Amerika-Haus Köln - Town Hall Meeting Peter Ammon

One quote famously misattributed to Hollywood titan Samuel Goldwyn was “a verbal contract isn’t worth the paper it’s printed on.”

Now, town halls are the main official form of corporate verbal communication. They are where senior executives speak to large crowds of employees, and are such a stable fixture in the internal communication world that they might be a contractual requirement of sorts. But are they worth the effort to organize, much less the total hours of attendance that they mandate from those in attendance?

I admit that I haven’t done exhaustive research, but I have organized and participated in these events for a double-digit number of years. It has struck me that these events seem to suck more value out of an organization than they add to it.

Here’s why:

  • High execution risk:

    A mistake in the execution of an event – a dead microphone, out-of-sequence PowerPoint slides or inappropriate snacks – may prove far more memorable than the actual content that is shared, or even than the presence of the leader(s) themselves.

  • Low audience relevance:

    Unlike those face-to-face events that are aligned with major organizational change activity, traditional town halls tend to be timed to align with quarterly or annual financial results. I have seen many organizations take the view that all employees should be motivated by and interested in the overall financial numbers, and use the town halls to force-feed the numbers to the assembled throng.  But the discussion of the previous quarter’s numbers that the financial markets require often offer little of relevance to employees, who tend to be more interested in what to do in the next quarter and beyond.

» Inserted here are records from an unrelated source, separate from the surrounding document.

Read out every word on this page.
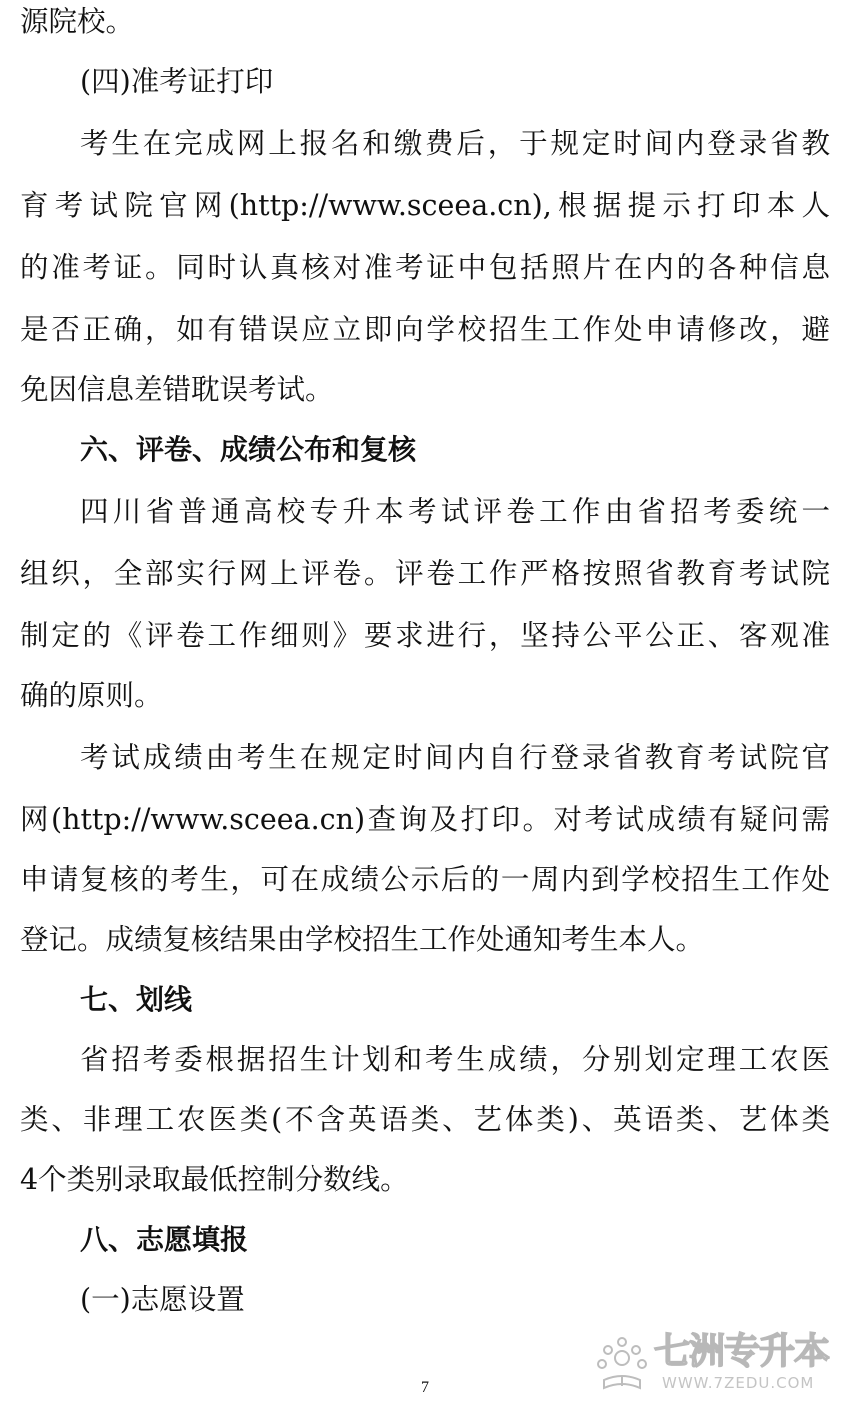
源院校。
(四)准考证打印
考生在完成网上报名和缴费后，于规定时间内登录省教
育考试院官网(http://www.sceea.cn),根据提示打印本人
的准考证。同时认真核对准考证中包括照片在内的各种信息
是否正确，如有错误应立即向学校招生工作处申请修改，避
免因信息差错耽误考试。
六、评卷、成绩公布和复核
四川省普通高校专升本考试评卷工作由省招考委统一
组织，全部实行网上评卷。评卷工作严格按照省教育考试院
制定的《评卷工作细则》要求进行，坚持公平公正、客观准
确的原则。
考试成绩由考生在规定时间内自行登录省教育考试院官
网(http://www.sceea.cn)查询及打印。对考试成绩有疑问需
申请复核的考生，可在成绩公示后的一周内到学校招生工作处
登记。成绩复核结果由学校招生工作处通知考生本人。
七、划线
省招考委根据招生计划和考生成绩，分别划定理工农医
类、非理工农医类(不含英语类、艺体类)、英语类、艺体类
4个类别录取最低控制分数线。
八、志愿填报
(一)志愿设置
七洲专升本
WWW.7ZEDU.COM
7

  • Limited and stifled dialogue:

    Although I have never been to a town hall that doesn’t have a Q&A section, I don’t remember when many questions were asked.  Indeed, as the communications “bod,” I found myself doing the asking, to the point where the CEO would see me in the elevator afterward and thank me for the question.  As much as I enjoyed the fifteen seconds of fame such encounters offered, it underscored the reality that town halls are lousy environments for stimulating leadership-employee discussion. Something more disempowering happens afterward.  Most town halls end with little left to discuss, and generate little post-event conversation about organizational momentum and direction.  The CEO or leader presents a view, it lands undiscussed, and employees are left to accept it as given or treat it as marginally relevant.

  • The royal box tick:

    In some cases, the CEO sees his quarterly performance at the town hall as his ticking of the “communication box,” and isn’t seen until the following results town hall.

What to do about it?

Although there are a lot of ideas out there about how to improve town halls, most notably from Alison Davis in the US (who is one of the strongest experts and advocates for all-employee communication), I would go farther. I personally would like to see the town hall disappear as a regular communication tool, and instead be reserved for extraordinary announcements and events.

Instead, I would like to see leaders have smaller meetings with well-chosen groups of influencers and/or randomly selected members of staff, with no direct managers present.  This makeup would drive two things: channeling real feedback to leaders from real employees and stimulating those employees talk about their experience with their peers and colleagues.

The tricky thing about town halls is that they are but one of the many tasks of the internal communicator that has little to do with strategy or outcomes, but exists to meet stakeholder expectations.  When communicators can effectively make the case that town halls don’t actually help the cause in their current form, there will be some leeway to change the script or even to take them off the schedule.  Otherwise, they will persist, even if they aren’t “worth the paper they are printed on.”